The RBI had to mount two bank rescues in 2020 — Yes Bank and Lakshmi Vilas Bank — using disparate means in each instance to reach the same end of a fast and successful resolution. While largest lender SBI was roped in to help Yes Bank by infusing Rs 10,000 crore, majority control in the nearly century-old LVB was given to Singaporean lender DBS’ local unit.
Bond holders’ were an aggrieved lot as they lost money due to write-offs in both the instances and have filed suits in the court against the measures.
The apex bank, however, did not achieve the same success on the co-operative banks front, and a solution to the PMC Bank crisis eluded all through the year.

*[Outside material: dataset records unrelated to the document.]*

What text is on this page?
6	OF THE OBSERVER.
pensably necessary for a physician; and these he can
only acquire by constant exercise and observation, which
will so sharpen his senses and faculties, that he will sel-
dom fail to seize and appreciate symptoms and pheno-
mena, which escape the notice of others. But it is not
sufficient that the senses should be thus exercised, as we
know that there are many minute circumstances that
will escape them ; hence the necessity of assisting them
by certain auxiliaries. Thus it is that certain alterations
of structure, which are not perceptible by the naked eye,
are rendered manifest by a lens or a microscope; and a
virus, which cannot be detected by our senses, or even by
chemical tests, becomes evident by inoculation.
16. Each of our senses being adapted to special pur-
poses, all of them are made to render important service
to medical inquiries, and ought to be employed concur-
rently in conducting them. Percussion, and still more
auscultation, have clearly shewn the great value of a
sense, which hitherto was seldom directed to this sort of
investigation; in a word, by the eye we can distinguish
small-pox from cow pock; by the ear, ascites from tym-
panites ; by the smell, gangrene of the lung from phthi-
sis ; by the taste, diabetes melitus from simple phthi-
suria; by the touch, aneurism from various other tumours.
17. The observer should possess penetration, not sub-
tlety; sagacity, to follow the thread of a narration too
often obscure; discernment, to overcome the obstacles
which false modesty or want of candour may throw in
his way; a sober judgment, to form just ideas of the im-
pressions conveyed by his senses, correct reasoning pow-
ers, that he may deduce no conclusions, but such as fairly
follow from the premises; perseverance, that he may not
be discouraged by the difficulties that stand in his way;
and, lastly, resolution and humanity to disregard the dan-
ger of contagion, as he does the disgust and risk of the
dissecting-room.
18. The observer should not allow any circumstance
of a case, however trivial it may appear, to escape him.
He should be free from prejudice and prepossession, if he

In what can completely change the banking landscape, a panel formed by the RBI has suggested re-allowing corporates into banking fray, so that banks promoted by such deep-pocketed entities can help the lending in the economy, where credit growth has slipped to under 6 per cent. Not surprisingly, the move has been opposed by a host of thinkers for potential conflicts of interest in a country afflicted with cronyism.
The RBI climbed down from its stated position and allowed Kotak Mahindra Bank’s promoter Uday Kotak to hold 26 per cent in the lender in return for a withdrawal of a suit in Bombay high court filed by the private sector lender on the same issue, and stated its intent to extend the same to other bank promoters as well. The central bank has also talked about its intent to cap the tenures of bank heads to improve the governance standards at lenders.
The central bank took serious note of online banking service disruptions by HDFC Bank and in an unprecedented action, barred the largest private sector lender from issuing any new credit cards.
On non-performing assets (NPAs), which has dominated the attention in the last few years, the situation remained grim with further deterioration due to the impact of the pandemic.
In July, the RBI suggested that gross NPAs could rise to 12.5 per cent in March 2021 from 8.5 per cent in March 2020. However, Das hinted that faster economic recovery can help contain the slippages and promised to come out with the final estimate in December-end’s financial stability report.
Resolutions of NPAs have been severely affected as fresh proceedings under the Insolvency and Bankruptcy Code have been suspended and all eyes are on the quantum of the assets which will come up for recasts under a new scheme announced by RBI after the end of moratoriums.
On the external front, the RBI’s role has been widely appreciated for mopping-up excess flows and ensuring that the rupee does not appreciate a lot in the face of a fall in imports as the economy contracts. The forex reserves stood at $581 billion as of December 18.